Today I was set off by the kids asking me to fix the Xbox over and over, after they were told to wait. I was set off any time I had to repeat myself, which was often. And I was set off by the phone ringing, the dog barking, the kids yelling, the dog in my way, the kids in my way, my breakfast getting interrupted, the kids walking in on me in the bathroom, etc. – anything, really!
And so now I am sitting here, my head pounding, feeling awful about yelling at the kids. Twice I have gotten up away from the computer to start the housework, and both times something has set me off into screaming and/or crying. All I have accomplished is a load of laundry and sweeping half of the living room floor.

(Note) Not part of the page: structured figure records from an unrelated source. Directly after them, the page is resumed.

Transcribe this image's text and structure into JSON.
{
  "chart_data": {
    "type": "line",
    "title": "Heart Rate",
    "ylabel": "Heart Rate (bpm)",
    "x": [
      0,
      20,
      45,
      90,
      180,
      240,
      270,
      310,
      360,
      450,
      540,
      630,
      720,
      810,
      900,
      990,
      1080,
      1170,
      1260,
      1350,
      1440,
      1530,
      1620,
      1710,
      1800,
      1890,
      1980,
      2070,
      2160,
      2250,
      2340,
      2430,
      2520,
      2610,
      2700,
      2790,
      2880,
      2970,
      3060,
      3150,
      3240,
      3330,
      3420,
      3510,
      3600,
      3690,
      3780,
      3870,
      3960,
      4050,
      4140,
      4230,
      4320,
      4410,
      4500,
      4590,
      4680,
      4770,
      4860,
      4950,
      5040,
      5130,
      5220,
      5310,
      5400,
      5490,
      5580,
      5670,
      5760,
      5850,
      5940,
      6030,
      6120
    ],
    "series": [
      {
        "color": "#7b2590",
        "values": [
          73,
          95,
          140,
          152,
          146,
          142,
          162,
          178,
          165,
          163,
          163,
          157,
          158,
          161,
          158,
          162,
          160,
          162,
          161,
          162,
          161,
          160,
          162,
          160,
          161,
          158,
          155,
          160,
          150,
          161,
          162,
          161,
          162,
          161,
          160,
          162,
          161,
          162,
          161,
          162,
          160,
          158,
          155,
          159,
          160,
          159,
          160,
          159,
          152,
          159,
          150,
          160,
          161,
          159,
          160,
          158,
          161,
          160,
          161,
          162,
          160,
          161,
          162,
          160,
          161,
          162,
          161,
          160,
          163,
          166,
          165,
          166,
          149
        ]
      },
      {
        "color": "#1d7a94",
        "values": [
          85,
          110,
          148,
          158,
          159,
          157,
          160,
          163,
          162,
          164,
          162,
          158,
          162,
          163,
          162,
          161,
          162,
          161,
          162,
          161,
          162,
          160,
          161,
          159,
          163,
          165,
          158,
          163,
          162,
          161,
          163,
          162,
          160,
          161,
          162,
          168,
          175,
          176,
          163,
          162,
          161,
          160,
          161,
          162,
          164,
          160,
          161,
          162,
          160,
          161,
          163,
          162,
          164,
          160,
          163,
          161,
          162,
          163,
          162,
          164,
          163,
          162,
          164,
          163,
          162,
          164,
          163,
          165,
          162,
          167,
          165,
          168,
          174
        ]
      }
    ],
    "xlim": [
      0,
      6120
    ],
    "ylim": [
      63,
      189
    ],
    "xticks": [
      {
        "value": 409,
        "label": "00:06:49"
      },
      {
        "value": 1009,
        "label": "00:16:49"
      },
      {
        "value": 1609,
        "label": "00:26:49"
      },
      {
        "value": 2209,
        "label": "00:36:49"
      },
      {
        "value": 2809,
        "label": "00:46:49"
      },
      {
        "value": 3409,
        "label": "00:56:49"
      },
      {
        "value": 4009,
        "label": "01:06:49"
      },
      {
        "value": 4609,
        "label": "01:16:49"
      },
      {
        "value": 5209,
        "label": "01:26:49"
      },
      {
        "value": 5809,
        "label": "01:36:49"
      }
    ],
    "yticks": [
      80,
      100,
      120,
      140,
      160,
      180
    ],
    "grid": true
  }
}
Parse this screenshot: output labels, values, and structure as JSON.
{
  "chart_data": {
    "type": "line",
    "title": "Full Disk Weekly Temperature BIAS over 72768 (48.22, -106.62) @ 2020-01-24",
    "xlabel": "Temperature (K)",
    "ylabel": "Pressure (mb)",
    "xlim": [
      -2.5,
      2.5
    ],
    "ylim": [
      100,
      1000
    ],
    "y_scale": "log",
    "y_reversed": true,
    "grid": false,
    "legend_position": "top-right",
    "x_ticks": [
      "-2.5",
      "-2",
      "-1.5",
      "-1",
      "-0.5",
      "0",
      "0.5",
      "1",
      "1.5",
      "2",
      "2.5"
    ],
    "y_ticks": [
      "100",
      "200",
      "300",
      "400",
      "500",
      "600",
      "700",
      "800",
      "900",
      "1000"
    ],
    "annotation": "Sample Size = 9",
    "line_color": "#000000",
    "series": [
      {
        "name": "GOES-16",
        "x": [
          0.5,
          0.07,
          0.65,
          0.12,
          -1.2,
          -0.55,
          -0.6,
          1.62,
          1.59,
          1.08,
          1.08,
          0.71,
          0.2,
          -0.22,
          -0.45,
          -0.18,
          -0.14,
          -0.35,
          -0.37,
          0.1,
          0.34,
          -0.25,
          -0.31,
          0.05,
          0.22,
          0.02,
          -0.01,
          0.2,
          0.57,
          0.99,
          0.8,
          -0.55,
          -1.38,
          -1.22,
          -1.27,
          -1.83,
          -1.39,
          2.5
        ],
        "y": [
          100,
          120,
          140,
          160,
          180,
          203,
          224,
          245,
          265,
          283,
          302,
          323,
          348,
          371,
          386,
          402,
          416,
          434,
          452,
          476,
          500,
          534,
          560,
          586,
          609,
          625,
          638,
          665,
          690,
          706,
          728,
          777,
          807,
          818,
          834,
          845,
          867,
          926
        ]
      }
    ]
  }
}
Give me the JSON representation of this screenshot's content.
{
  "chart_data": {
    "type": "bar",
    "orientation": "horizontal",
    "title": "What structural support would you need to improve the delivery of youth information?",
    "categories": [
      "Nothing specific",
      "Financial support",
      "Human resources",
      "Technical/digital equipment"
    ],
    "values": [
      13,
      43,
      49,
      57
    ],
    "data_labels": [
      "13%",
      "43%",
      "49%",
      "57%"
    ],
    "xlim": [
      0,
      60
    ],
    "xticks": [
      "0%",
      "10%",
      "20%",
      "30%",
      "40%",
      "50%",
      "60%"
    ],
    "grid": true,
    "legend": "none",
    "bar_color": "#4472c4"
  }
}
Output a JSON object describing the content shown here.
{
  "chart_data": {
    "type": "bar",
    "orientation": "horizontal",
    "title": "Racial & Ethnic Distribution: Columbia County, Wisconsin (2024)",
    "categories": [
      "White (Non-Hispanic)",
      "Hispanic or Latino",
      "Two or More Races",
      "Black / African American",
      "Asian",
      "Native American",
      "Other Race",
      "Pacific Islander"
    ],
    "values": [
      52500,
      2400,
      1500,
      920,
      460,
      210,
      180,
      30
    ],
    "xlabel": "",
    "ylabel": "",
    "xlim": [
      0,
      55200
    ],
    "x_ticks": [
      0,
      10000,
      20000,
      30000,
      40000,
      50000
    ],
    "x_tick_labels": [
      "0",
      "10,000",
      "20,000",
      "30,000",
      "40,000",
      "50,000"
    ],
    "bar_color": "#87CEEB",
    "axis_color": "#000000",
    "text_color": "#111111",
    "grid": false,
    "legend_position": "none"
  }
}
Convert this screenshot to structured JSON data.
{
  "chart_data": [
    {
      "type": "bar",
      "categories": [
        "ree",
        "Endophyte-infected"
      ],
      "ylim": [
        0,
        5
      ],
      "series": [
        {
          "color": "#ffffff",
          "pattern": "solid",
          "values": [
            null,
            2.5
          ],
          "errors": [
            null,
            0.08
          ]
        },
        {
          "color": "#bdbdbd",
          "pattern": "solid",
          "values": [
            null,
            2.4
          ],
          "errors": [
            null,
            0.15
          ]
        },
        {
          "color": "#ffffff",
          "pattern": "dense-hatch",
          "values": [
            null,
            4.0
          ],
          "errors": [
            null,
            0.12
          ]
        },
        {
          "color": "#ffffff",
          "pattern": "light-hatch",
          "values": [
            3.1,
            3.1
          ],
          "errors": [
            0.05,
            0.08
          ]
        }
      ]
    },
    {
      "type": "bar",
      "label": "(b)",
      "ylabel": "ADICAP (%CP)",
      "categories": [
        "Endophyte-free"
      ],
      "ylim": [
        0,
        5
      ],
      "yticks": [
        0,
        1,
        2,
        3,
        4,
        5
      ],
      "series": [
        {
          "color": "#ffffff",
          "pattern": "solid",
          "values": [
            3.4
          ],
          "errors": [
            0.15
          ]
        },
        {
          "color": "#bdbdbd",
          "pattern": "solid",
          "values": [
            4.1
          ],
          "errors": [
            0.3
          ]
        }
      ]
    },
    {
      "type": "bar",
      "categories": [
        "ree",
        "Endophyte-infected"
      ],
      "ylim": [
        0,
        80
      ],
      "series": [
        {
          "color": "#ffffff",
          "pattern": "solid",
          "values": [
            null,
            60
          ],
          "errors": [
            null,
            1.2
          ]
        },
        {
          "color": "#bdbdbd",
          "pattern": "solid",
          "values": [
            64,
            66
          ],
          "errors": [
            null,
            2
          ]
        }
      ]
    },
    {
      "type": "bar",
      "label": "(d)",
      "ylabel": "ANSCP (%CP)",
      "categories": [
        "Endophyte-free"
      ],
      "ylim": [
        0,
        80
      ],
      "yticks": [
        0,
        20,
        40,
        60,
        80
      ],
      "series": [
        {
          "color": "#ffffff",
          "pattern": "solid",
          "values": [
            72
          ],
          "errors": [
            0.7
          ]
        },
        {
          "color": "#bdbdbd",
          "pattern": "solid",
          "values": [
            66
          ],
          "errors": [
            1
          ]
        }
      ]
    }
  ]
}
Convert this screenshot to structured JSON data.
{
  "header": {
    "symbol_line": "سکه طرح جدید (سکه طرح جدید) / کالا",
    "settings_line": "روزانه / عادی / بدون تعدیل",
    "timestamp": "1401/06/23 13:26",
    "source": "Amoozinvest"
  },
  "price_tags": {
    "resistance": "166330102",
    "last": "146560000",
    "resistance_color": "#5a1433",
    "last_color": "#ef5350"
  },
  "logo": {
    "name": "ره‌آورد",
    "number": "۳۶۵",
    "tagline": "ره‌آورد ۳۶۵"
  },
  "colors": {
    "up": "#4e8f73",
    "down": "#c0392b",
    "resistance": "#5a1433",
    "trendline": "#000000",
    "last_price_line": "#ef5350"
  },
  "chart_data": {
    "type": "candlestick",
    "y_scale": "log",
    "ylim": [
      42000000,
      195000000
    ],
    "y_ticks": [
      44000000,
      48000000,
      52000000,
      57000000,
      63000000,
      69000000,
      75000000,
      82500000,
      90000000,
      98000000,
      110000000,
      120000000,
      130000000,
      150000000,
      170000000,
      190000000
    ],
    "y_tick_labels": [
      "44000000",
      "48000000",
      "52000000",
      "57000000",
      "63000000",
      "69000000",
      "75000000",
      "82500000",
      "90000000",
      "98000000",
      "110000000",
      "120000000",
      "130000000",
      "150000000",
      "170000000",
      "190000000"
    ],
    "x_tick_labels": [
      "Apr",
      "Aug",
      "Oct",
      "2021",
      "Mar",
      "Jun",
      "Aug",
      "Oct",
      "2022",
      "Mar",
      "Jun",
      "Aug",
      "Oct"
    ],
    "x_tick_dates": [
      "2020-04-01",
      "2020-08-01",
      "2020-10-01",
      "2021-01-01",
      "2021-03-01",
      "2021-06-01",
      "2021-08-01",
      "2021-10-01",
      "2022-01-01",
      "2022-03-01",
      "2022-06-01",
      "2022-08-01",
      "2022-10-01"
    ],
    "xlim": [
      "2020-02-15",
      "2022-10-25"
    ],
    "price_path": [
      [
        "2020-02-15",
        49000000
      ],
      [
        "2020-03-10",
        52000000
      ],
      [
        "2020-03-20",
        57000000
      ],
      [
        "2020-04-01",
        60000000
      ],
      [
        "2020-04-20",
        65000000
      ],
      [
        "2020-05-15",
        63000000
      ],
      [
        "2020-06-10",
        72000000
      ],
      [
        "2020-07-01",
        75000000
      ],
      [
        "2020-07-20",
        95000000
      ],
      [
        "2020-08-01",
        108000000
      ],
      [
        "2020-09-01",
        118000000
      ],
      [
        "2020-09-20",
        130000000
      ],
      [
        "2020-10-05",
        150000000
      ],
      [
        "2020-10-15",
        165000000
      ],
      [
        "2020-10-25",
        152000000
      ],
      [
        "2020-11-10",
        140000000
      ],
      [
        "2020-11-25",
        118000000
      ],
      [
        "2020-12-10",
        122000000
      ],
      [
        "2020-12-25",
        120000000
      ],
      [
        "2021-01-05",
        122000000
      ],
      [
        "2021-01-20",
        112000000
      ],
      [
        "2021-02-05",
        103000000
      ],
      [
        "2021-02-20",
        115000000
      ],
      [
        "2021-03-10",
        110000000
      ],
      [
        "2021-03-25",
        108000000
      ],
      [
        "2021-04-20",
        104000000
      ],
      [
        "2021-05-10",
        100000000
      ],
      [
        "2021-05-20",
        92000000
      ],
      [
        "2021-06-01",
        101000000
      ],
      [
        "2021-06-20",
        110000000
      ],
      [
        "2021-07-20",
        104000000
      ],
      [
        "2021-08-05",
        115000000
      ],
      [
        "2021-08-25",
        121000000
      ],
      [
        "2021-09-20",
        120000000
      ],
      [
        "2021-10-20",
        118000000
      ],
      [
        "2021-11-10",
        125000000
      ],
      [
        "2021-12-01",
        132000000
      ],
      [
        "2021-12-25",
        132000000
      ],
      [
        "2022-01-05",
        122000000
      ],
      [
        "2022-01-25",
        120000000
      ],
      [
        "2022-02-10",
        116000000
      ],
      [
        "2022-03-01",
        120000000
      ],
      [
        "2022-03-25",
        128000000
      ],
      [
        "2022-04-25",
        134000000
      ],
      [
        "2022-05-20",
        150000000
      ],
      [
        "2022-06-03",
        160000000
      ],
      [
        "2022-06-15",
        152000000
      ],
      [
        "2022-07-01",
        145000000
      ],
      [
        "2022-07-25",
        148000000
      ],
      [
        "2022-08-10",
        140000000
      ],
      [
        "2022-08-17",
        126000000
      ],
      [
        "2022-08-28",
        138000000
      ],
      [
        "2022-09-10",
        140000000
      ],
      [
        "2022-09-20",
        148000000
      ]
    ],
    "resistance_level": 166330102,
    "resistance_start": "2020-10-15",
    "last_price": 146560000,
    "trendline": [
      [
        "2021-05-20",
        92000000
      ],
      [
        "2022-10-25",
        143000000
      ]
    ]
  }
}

I don’t know if it was fate, or just a coincidence, that this article: 21 Ways to Stop Yelling showed up in my news-feed this afternoon. And it actually had some good advice. All 25 things are simple, easy to do things. I like simple, in the moment things like “#3: close your eyes” or “#2: take deep and calculated breathes” or “#9: go into the bathroom”. I also love the idea of switching the yelling into something fun like painting (#7), baking (#5), doing jumping jacks (#18) or having a dance party (#20). My favorites? “#1: Ask for help” and “#21: hug them”.
Now if I can just remember these “in the moment”. I wonder if this is something I should print off and hang on the fridge?
I hope your weekend is going better than mine! (And I hope these crankies pass quickly!!)